Porque también me imagino ahora, cómo será la relación de esa chica que encontró a su madre biológica con ella y con su madre adoptiva. Su relación será de adultas. La madre biológica se aprenderá a su hija como es; una mujer adulta, responsable de sus propias decisiones, definida y formada. No tendrá la responsabilidad de hacer de ella una persona competente, capaz de abrirse paso por la vida y de buscar su felicidad. Será una relación adulta. Y eso eliminará seguramente las fricciones más comunes en la relación materno-filial. La invitarán a los cumpleaños, conocerá a sobrinos y primos, irá de compras con sus hermanas...Será como encajar en la familia de un novio, de un marido... Sin control, sin exigencias, quizás.

Y frente a eso, estará la relación de la chica con su madre biológica. La que la acompaño en sus noches de fiebre, la que la llevaba a las actividades extraescolares y le enseñó las tablas de multiplicar. La que la esperaba levantada cuando, adolescente, llegaba tarde a casa. La que la castigaba por fumar y la reñía cuando hacía pellas. La mujer que, en algún momento, se alejó de su hija quién sabe porqué razones.

Me pregunto si todo lo que se construye en una vida en común, con la inmensa entrega que supone ser madre, las incontables horas y minutos compartidos, el amor... se queda pequeño cuando, en algún lugar del camino surgen los problemas. Tan pequeño como para ser sustituido o apartado. Tan liviano frente al "peso de lo biológico".

Cuando llegue el momento, mi hija preguntará más. Y sus dudas serán más certeras, más ávidas, más necesitadas de respuestas exactas. Nuestra promesa es acompañarla también en ese camino. Nuestro deseo, llegar cogidas fuertes de la mano, al final de las dudas. Nuestro sueño, que nadie pueda sustituirnos nunca en el corazón de nuestra hija.

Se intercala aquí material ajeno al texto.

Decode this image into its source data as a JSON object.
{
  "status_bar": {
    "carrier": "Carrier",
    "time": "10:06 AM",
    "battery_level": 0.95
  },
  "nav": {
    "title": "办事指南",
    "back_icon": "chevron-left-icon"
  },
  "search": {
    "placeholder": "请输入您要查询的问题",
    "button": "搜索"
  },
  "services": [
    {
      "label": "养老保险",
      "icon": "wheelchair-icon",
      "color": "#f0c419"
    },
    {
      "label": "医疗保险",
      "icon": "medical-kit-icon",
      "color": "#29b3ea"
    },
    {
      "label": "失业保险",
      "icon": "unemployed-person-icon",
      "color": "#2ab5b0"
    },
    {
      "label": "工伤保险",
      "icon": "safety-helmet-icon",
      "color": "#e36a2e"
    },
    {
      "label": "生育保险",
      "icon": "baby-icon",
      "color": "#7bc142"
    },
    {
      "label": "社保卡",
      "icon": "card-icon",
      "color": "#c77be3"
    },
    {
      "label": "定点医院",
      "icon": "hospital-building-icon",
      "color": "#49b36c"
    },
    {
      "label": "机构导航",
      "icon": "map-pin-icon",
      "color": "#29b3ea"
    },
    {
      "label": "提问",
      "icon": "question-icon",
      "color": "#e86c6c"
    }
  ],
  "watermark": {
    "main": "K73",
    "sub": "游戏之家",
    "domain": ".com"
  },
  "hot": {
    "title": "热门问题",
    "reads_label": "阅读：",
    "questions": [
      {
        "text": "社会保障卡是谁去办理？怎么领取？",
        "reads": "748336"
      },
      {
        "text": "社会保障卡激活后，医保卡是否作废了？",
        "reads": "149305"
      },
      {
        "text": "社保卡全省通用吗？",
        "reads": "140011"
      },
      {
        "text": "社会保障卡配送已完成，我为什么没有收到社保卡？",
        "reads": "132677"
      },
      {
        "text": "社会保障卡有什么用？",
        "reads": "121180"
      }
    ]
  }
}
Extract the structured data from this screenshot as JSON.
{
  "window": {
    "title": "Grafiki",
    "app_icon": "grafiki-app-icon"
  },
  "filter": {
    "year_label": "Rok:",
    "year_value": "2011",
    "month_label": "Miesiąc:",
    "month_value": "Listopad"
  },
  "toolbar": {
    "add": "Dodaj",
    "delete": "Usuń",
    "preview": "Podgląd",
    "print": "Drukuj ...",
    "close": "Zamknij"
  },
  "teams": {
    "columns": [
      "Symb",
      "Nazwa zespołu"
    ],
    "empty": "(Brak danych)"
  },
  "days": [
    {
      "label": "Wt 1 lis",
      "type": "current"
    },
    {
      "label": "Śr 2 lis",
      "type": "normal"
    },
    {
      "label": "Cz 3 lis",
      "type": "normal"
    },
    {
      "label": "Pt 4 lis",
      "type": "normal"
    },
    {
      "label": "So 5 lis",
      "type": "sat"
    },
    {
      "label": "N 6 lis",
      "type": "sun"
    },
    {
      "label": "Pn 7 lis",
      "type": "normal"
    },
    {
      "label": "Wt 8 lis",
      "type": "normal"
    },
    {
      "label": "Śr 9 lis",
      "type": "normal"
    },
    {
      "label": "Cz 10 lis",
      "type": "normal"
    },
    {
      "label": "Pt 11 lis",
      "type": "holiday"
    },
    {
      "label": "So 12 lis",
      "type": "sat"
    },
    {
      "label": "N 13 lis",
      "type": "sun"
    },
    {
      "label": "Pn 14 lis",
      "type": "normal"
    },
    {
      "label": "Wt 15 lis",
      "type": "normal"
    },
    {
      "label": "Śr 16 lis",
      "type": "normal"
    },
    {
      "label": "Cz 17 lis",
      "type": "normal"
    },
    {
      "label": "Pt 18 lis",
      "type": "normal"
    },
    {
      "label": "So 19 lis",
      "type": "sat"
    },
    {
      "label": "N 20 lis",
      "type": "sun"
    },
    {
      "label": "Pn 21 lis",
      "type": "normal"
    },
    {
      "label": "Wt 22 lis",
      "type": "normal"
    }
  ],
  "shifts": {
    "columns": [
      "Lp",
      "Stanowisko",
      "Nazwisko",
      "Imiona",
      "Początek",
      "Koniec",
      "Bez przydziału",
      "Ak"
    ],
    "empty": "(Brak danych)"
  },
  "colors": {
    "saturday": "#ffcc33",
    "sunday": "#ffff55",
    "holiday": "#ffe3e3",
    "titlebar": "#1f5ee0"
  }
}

miércoles, 6 de junio de 2012

Para mi Flor de Luna

Hoy me dirijo a tí, mi niña del alma. Te hablo en público para hacer volar mis palabras y darles alas. Porque hablo de mil cosas de la vida cotidiana, de lo que creas con tu fuerza y tu presencia, y sin embargo...Sin embargo nunca te he escrito cuánto te quiero. No le he puesto palabras dibujadas a estos sentimientos que me embargan. Porque me arrastra la vida y me sumerjo en el deber olvidando a veces el querer. Porque me quedo pequeña a veces ante el peso que a menudo nos echa encima la vida. Porque se me agota la energía y me quedo en el camino hacia tí sin llevarte en las manos, evidente, el amor que siento por tí. Y de pronto, cuando de nuevo algo ocurre en este devenir nuestro, siempre convulso, siempre alerta, me quedo suspendida en un pulso, contando los segundos sumergida en el miedo. Y te veo tan chiquita, con tus ojos de noche y tu nariz diminuta; tu sonrisa de pilla y tus idioma personal, con tu media lengua y tu mirada larga, larga, que traduce mi alma y la reescribe de nuevo. Tan pequeña y tan grande. Hoy, mi amor, te escribo mi amor en el aire, y me duelen las ganas de abrazarte enseguida y de saberte segura de nuevo.
Mi niña de luna, mi flor de luz. Te quiero Aigul. Te quiero y nunca te lo diré lo bastante alto, lo suficientemente fuerte.